Wife and daughter fly in as Amin remains on life support
“Amin’s wife and daughter left yesterday (Monday) aboard Ethiopian Airlines and they are already in Jeddah,” said Minister for the Presidency Kirunda Kivejinja
The government “facilitated” the trip, he added, without elaborating.
Hospital sources at King Faisal Specialist Hospital, one of Saudi Arabia’s top medical centres, reported earlier yesterday that the septuagenarian Amin was still in a critical condition and on a life-support machine.
“He is still alive. His condition however has not improved and he remains in a coma and on a life-support machine in the intensive care unit,” said a medical source at the hospital.
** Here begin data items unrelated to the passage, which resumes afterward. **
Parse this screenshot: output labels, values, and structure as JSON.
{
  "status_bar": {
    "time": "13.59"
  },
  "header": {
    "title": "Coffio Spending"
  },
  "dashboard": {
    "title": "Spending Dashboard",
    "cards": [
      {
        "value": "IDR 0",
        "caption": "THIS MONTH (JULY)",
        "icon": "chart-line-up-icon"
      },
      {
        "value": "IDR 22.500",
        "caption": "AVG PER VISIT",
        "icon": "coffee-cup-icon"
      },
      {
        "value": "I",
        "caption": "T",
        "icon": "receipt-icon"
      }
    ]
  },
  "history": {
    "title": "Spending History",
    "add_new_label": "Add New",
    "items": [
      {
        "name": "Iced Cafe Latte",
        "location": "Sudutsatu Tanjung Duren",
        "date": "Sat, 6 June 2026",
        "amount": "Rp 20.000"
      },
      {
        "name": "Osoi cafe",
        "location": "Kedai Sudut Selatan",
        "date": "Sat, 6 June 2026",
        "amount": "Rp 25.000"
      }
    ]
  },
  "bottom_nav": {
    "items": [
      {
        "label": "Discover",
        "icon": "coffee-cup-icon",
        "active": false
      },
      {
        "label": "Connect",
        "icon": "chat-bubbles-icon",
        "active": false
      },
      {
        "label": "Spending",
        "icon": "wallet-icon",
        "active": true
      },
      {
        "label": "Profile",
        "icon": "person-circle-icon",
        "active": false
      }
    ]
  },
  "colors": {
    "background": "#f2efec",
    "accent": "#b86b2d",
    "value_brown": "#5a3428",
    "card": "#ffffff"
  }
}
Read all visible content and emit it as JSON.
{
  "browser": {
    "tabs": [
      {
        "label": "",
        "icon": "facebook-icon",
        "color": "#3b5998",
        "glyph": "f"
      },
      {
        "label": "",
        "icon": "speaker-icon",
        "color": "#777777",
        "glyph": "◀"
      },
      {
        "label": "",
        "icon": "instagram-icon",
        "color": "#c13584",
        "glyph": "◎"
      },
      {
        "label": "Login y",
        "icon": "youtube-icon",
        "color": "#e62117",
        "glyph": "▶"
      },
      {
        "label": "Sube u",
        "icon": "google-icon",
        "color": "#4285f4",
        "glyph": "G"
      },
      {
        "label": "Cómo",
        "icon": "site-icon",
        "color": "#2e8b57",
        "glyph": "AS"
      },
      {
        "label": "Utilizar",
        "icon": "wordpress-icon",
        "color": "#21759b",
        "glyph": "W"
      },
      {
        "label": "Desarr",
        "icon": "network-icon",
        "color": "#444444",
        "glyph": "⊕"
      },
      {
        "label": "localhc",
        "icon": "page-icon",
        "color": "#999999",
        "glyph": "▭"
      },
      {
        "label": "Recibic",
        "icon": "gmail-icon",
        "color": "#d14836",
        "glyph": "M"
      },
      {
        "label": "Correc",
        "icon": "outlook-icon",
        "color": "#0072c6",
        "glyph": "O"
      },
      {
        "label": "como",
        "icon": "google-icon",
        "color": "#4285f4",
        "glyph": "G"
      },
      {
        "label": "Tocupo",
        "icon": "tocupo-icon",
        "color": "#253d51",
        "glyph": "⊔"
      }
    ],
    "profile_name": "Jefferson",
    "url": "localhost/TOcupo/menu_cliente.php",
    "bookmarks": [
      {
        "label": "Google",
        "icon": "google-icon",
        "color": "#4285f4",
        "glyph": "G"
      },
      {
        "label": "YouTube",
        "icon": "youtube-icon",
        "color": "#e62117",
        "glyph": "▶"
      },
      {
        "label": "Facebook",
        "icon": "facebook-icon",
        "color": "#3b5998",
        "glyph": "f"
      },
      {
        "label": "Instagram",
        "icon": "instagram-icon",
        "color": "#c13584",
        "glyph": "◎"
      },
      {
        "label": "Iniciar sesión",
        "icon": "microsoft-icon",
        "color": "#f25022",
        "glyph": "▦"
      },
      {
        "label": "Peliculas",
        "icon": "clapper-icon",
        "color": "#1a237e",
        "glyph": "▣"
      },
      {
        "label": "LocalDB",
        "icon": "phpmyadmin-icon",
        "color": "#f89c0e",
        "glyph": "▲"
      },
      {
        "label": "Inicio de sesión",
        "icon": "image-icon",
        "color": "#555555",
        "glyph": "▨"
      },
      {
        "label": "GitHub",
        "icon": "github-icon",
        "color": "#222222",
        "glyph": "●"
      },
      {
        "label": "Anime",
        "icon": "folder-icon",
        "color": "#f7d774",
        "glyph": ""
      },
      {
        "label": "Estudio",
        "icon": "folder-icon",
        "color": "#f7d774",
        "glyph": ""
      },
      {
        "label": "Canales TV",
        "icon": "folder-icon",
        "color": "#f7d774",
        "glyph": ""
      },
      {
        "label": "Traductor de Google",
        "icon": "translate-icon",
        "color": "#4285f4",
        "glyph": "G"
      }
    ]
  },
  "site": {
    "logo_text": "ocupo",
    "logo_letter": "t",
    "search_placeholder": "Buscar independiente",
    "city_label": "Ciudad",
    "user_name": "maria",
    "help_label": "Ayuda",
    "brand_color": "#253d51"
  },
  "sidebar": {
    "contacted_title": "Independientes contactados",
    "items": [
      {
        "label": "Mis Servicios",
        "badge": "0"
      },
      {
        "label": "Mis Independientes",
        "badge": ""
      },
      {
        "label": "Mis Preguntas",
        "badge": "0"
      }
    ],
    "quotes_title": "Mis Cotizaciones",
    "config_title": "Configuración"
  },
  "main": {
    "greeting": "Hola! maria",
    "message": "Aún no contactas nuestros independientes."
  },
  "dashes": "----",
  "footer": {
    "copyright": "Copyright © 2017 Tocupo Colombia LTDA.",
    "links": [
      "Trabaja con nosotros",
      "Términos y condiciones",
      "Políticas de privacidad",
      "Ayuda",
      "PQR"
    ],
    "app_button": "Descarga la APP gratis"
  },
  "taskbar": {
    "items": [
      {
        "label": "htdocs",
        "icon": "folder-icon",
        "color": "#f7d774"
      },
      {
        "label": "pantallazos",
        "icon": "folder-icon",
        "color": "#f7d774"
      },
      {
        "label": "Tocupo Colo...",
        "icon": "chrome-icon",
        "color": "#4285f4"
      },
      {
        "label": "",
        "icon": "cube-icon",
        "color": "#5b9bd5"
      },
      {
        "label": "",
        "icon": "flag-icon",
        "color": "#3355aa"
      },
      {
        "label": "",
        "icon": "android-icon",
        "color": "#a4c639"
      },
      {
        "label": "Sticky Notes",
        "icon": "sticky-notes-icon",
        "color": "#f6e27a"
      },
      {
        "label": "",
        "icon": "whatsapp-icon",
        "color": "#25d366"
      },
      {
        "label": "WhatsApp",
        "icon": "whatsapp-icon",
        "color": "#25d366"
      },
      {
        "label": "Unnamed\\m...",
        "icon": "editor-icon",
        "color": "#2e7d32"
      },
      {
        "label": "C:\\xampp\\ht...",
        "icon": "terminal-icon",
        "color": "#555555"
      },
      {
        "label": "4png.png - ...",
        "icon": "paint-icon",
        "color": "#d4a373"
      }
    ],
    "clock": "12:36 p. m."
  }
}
As Amin lay in a coma, an international human rights group lamented that he was not put on trial. “We regret that Idi Amin is dying without meeting justice for his crimes,” said Reed Brody, director of special prosecutions at Human Rights Watch, in a statement issued by the New York-based group.
“Amin was one of the bloodiest tyrants in a bloody century. It’s increasingly possible to prosecute dictators outside their home countries. Unfortunately, the trend didn’t catch up with Mr. Amin in time.”
Human Rights Watch said it had asked a Saudi diplomat in 1999 about the possibility of Amin’s extradition or prosecution, and was told that “according to Bedouin hospitality, once someone was welcomed as a guest in your tent, you did not turn him out.”
The Saudi Foreign Ministry had no comment to make on the issue yesterday.
Amin has been in a coma since he was admitted Friday to the King Faisal Specialist Hospital in the Saudi port city of Jeddah, where he has lived in exile for years. His condition was described as ‘stable’ by a hospital spokesman yesterday.
Amin’s sons, who have been at his bedside in the intensive care unit, have asked for privacy, saying they do not want any details released about their father’s condition.
Amin, believed to be 80, had reportedly been suffering from high blood pressure.
It is estimated that more than 200,000 Ugandans were tortured and murdered during Amin’s regime, which lasted from 1971 until 1979, when he was ousted by Ugandan exiles and the Tanzanian army.
Human rights groups say as many as 500,000 people were killed during Amin’s rule.
After his ouster, Amin, a Muslim and member of the small Kakwa tribe from northwestern Uganda, went into exile first in Libya, then Iraq (news - websites) before finally settling in Saudi Arabia on the condition that he stay out of politics.